Data processing experiment - Part 0
Data processing is on my radar at the moment - no better way to get some "practice and experience" than to build something...
Data processing is on my radar at the moment, and taking a leaf from John Crickett what better way to get some "practice and experience" in Kotlin, Spark, Data Processing, Design, and Documentation than to build something…
So this is:
a coding challenge
a design challenge
a documentation/writing challenge
The code for this project is available in GitHub - I’m using a branch for each part and merging each part into the latest branch. See the ReadMe.md in each branch for the write up.
The process
I'm going to put the code in a single git repository - in a real project I'd probably use multiple repos but to keep it self contained and simple I'll use one project with many subprojects - and I'll be using Kotlin, Gradle, Git, Intellij as the tools of choice.
I'm going to split the work into "parts" - simple progressions, each one building on the last, and I'll do these in git as separate branches. This way we'll be able to see how things progress over time as well as seeing the end result.
Part 1 - Setting up the project (a git repository with a gradle project)

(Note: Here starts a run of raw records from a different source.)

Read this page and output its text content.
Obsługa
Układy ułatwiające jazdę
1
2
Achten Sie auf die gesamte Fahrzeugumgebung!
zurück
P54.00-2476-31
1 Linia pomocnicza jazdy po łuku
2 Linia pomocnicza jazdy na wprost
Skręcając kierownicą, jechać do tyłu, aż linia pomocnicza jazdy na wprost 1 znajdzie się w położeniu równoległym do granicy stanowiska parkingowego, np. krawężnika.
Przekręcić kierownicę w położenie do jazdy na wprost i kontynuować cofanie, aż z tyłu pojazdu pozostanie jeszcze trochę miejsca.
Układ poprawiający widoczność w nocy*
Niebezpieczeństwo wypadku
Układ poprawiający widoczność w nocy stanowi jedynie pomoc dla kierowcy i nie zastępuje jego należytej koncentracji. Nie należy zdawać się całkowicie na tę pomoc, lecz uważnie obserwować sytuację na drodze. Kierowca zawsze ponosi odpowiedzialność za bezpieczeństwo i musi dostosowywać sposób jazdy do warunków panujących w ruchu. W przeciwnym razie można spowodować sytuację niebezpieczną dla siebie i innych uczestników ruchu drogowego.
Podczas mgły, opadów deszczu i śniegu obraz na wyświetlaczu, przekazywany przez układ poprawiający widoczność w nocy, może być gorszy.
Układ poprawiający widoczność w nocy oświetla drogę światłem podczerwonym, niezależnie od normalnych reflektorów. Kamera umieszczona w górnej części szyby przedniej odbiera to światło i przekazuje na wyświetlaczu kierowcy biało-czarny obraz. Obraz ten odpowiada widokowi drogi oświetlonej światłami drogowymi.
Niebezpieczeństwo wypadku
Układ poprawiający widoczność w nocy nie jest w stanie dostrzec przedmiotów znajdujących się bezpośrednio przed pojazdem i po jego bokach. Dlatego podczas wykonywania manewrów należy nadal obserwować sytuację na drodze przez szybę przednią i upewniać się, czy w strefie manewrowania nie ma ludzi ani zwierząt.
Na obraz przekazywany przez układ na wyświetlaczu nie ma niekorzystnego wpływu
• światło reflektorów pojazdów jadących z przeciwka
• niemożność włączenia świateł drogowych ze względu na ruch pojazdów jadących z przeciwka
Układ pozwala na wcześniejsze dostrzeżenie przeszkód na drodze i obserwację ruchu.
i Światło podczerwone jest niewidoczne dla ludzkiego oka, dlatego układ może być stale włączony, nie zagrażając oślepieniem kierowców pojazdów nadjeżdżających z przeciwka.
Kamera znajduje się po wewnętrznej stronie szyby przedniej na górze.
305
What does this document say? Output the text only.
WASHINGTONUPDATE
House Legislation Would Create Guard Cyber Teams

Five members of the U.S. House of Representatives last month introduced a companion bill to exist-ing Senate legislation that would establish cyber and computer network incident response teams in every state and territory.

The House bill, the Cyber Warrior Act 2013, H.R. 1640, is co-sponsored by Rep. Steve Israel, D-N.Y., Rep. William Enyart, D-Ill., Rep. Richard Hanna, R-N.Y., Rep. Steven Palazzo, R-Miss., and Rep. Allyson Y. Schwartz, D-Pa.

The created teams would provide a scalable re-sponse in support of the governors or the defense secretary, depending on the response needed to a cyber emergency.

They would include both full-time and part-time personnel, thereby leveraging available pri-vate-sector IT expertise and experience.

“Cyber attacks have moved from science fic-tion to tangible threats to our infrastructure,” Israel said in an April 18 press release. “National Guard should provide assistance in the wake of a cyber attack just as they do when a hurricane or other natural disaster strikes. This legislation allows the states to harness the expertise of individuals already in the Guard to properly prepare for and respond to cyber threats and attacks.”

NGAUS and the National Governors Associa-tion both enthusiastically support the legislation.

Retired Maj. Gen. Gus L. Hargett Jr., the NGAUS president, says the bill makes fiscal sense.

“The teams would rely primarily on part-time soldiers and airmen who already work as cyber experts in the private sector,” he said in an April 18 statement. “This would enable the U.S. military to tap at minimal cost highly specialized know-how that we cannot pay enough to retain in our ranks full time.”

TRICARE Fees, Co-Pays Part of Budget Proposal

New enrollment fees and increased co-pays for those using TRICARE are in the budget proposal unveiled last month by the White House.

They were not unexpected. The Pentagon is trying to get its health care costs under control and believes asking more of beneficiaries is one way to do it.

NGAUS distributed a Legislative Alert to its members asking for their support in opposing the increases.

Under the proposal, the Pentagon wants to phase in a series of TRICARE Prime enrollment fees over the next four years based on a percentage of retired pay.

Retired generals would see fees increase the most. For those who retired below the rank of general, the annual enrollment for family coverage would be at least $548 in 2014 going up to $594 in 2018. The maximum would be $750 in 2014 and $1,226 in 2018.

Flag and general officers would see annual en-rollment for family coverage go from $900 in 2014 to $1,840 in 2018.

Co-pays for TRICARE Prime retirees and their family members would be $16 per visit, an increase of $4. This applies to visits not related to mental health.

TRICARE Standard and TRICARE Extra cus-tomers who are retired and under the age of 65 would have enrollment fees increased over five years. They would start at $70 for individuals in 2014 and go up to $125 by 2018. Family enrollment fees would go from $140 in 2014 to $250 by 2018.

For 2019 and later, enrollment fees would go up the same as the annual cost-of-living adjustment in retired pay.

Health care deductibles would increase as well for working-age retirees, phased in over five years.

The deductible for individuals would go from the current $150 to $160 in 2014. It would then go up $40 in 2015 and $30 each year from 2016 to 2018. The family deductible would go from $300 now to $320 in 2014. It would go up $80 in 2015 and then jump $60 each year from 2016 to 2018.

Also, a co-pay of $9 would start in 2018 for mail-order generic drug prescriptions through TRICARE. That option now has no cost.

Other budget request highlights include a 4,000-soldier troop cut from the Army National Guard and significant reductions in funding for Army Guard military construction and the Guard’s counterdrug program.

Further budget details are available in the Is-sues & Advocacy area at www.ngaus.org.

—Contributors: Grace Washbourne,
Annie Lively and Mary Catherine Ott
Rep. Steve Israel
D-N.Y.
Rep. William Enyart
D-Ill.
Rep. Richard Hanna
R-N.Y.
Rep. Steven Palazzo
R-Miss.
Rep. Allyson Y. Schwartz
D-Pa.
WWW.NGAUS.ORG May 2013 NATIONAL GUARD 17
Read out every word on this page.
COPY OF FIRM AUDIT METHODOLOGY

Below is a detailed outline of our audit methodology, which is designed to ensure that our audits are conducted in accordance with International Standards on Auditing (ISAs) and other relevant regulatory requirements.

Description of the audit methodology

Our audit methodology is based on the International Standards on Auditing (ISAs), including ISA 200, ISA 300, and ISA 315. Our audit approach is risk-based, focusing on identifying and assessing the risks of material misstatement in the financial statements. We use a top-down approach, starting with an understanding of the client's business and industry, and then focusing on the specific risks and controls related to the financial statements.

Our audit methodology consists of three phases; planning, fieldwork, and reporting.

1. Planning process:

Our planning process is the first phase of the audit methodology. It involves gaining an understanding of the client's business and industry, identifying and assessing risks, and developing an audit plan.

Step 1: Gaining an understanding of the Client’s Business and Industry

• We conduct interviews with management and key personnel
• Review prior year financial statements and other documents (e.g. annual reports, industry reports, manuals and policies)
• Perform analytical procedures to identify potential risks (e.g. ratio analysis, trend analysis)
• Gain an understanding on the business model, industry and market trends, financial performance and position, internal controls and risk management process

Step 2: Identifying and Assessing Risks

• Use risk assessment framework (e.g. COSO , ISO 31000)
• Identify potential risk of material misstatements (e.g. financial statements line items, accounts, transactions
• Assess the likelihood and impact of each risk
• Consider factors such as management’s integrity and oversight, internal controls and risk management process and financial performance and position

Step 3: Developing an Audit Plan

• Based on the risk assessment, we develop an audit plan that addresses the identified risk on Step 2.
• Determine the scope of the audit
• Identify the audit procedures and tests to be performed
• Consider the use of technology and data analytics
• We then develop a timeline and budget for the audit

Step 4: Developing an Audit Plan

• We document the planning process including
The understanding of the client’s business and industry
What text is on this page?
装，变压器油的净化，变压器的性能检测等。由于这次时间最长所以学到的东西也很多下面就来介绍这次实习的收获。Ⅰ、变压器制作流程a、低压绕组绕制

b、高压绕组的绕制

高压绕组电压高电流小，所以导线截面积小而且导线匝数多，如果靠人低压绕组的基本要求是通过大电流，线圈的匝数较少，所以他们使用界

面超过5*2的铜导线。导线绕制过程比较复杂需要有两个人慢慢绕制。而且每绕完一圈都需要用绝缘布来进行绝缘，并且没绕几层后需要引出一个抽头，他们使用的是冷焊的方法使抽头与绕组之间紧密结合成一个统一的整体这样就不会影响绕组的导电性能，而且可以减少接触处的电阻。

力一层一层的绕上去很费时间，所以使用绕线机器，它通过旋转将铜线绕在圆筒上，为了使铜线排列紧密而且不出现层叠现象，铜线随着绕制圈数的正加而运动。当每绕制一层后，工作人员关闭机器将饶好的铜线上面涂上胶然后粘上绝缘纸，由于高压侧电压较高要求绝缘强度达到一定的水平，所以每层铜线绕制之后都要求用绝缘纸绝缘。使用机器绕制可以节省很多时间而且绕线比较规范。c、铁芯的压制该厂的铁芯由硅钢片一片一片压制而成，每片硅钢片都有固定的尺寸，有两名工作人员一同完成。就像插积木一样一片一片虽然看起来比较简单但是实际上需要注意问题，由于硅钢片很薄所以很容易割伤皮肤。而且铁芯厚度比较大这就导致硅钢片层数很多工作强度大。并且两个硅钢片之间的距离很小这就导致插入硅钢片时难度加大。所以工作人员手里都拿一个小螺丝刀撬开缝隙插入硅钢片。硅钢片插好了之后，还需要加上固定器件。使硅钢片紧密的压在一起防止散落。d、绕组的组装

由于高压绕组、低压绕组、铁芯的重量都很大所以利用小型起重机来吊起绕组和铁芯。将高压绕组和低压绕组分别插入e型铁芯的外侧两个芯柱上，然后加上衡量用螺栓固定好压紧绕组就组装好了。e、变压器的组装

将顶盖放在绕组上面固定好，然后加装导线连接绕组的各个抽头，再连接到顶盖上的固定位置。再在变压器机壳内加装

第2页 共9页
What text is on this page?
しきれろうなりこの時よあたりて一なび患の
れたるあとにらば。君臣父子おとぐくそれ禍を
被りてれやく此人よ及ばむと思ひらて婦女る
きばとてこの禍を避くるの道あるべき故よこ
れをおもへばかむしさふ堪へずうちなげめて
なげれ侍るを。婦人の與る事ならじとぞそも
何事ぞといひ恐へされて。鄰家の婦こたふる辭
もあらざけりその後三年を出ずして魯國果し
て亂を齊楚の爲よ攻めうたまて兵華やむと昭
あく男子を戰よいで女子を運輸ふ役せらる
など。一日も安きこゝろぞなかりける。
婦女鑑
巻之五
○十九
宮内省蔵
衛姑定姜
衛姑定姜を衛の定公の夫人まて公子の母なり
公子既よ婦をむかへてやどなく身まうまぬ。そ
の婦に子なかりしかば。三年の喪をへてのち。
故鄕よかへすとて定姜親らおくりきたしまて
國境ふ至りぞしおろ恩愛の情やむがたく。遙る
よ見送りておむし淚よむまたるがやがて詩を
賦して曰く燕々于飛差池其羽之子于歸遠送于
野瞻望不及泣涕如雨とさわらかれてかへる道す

Part 2 - Some basic spark sql code, so we see how Spark SQL works and what's involved
At this point I'll need some data to work with so I'll create something super simple
Part 3 - The code in part 2 established some patterns, but it's not flexible or reusable, so I'll refactor it into something more generic
Part 4 - Now I've got more generic code there's lots more we can do
Having table definitions opens the door to many useful applications
data generation
validation/statistics
Part 5 - With the table definitions set up, there's now an opportunity to easily create some statistics about the data...
Part 6 - I add the capability to deduplicate, specify an alias for a column, and specify a delimiter for the CSV. Also added a duplicate statistic so duplicates can be quantified. Then it's time to load and process multiple tables - so I need some more sample data and to update the application to iterate over each of the tables, processing them and generating statistics.
Part 7 - I look at the current state of things and ponder what the future may hold for this experiment. Then I add support for multiple column names (for when raw data arrives with inconsistently named columns), store the loaded data frames in a context, which will make them available to transformers - starting with the capability to Union, and setting the scene for part 8 which will introduce pipelines for transforms.
Part 8 - Here, I add the capability to define a pipeline of tasks - so I can union tables, add literal columns, join tables and output tables to files. Polymorphic serialization was useful here!
Part 9 - It’s time to try applying some simple data cleaning tasks.
Part 10 - I refactor to clean up and use more polymorphic serialization to simplify and reduce code.
Part 11 - I try out DataBricks Community Edition to do something similar to the Kotlin codebase.
Part 12 - I try out Google Colab notebooks to do something similar to the Kotlin codebase.
Part 13 - Trying out Pandas
Part 14 - Databricks with spark partitioning
Part 15 - Sampling data with Spark
Part 16 - Stratified data sampling with Spark
Part 17 - Applying the framework to real world examples
As each part is completed, I’ll post about it and update the links here.